Panic

She turned and went to her bedroom. She checked her top drawer first, in the plastic jewelry box where she kept her earnings. Everything was gone but forty dollars. Of course. Her mom had stolen it.

This didn’t bring a fresh wave of anger, only a new kind of disgust. Animals. They were animals, and Krista was the worst of them.

She pocketed the twenties and moved quickly through the room, stuffing things in Lily’s backpack: shoes, pants, shirts, underwear. When the backpack was full, she bundled things up in one of the comforters. They would need a blanket, anyway. And toothbrushes. She remembered reading in a magazine once that toothbrushes were the number one item travelers forgot to pack. But she wouldn’t forget. She was calm, thinking straight. She had it all together.
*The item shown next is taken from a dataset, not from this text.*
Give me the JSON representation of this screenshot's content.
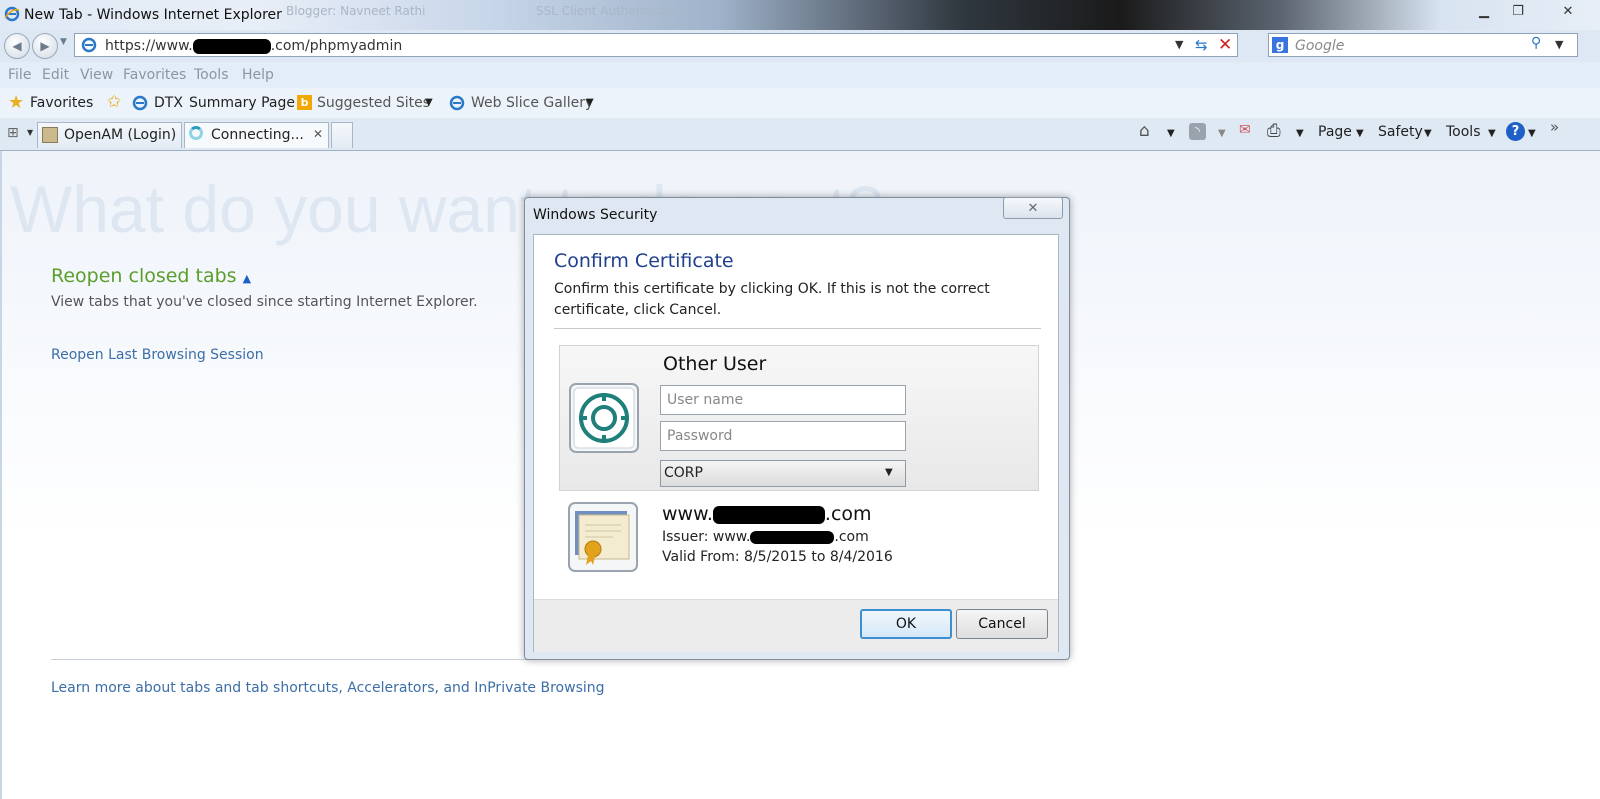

She slid the backpack onto one of her shoulders—it was so small, she couldn’t fit it correctly. Poor Lily. She wanted to get food from the kitchen, but that would mean walking past her mom and Bo and Maureen. She’d have to skip it. There probably wasn’t much she could use, anyway.

At the last second she took the rose off her dresser, the one Bishop had made her from metal and wire. It would be good luck.

She hefted the blanket in her arms, now heavy with all the clothing and shoes it contained, and shuffled sideways out of the bedroom door. She’d been worried her mom would try and stop her, but she shouldn’t have been. Krista was sitting on the couch, crying, with Maureen’s arms around her. Her hair was a stringy mess. Heather heard her say, “. . . did everything . . . on my own.” Only half the words were audible. She was too messed up to speak clearly. Bo was gone. He’d probably split, since the drugs were nothing but carpet crumbs now. Maybe he’d left to get more.

Heather pushed out the door. It didn’t matter. She’d never see Bo again. She’d never see her mother, or Maureen, or the inside of that trailer again. For one second, she could have sobbed, going down the porch steps. Never again—the idea filled her with a relief so strong, it almost turned her knees to water and made her trip.

But she couldn’t cry, not yet. She had to be strong for Lily.

Lily had fallen asleep in the front seat, her mouth open, her hair feathering slightly in the heat. Finally her lips weren’t blue anymore, and she was no longer shivering.

She didn’t open her eyes until they were just bouncing out of the entrance to the Pines and onto Route 22.

“Heather?” she said in a small voice.

“What’s up, Billy?” Heather tried to smile and couldn’t.

“I don’t want to go back there.” Lily turned and rested her forehead against the window. In the glass’s reflection, her face was narrow and pale, like a tapered flame.

Heather tightened her fingers on the wheel. “We’re not going back there,” she said. Weirdly, the words made the taste of sick come up. “We’re never going back, okay? I promise.”

“Where will we go?” Lily asked.

Heather reached over and squeezed Lily’s knee. Her jeans had finally dried. “We’ll figure something out. Okay? We’re going to be just fine.” The rain was still coming down in sheets; the car carved waves in the road, sending liquid rivers sloshing toward the gutters. “You trust me, right?” Heather asked.

Lily nodded without turning her face away from the window.

“We’re going to be fine,” Heather repeated, and returned both hands to the wheel, gripping tightly.

They couldn’t, she realized, go to Bishop’s or Nat’s. She’d taken her mom’s car and had no intention of returning it, which counted as stealing. And her friends’ houses would be the first place her mom would think of looking when she sobered up and realized what had happened.

Would she call the police? Would they track Heather down? Maybe her mom would convince them that Heather was a delinquent, and they would try to pin the fire on her.

But there was no point in worrying about that yet.

No one could know. It came down to that. She and Lily would have to be very, very careful for the next few weeks. As soon as they had enough money to leave Carp, they would. And until then, they had to hide. They’d have to hide the car, too, and use it only at night.

The idea came to her suddenly: Meth Row. The whole road was cluttered with old cars and abandoned houses. No one would notice one more shitty car parked there.

Lily had fallen asleep again and was snoring quietly. Meth Row looked even bleaker than usual. The rain had turned the pitted road to sludge, and Heather had trouble just keeping the wheel from jerking under her hands. It was hard to tell which houses were occupied and which weren’t, but she finally found a spot next to a storage shed and an old Buick, stripped nearly to its metal frame, where she could angle the car so it was mostly unseen from the road.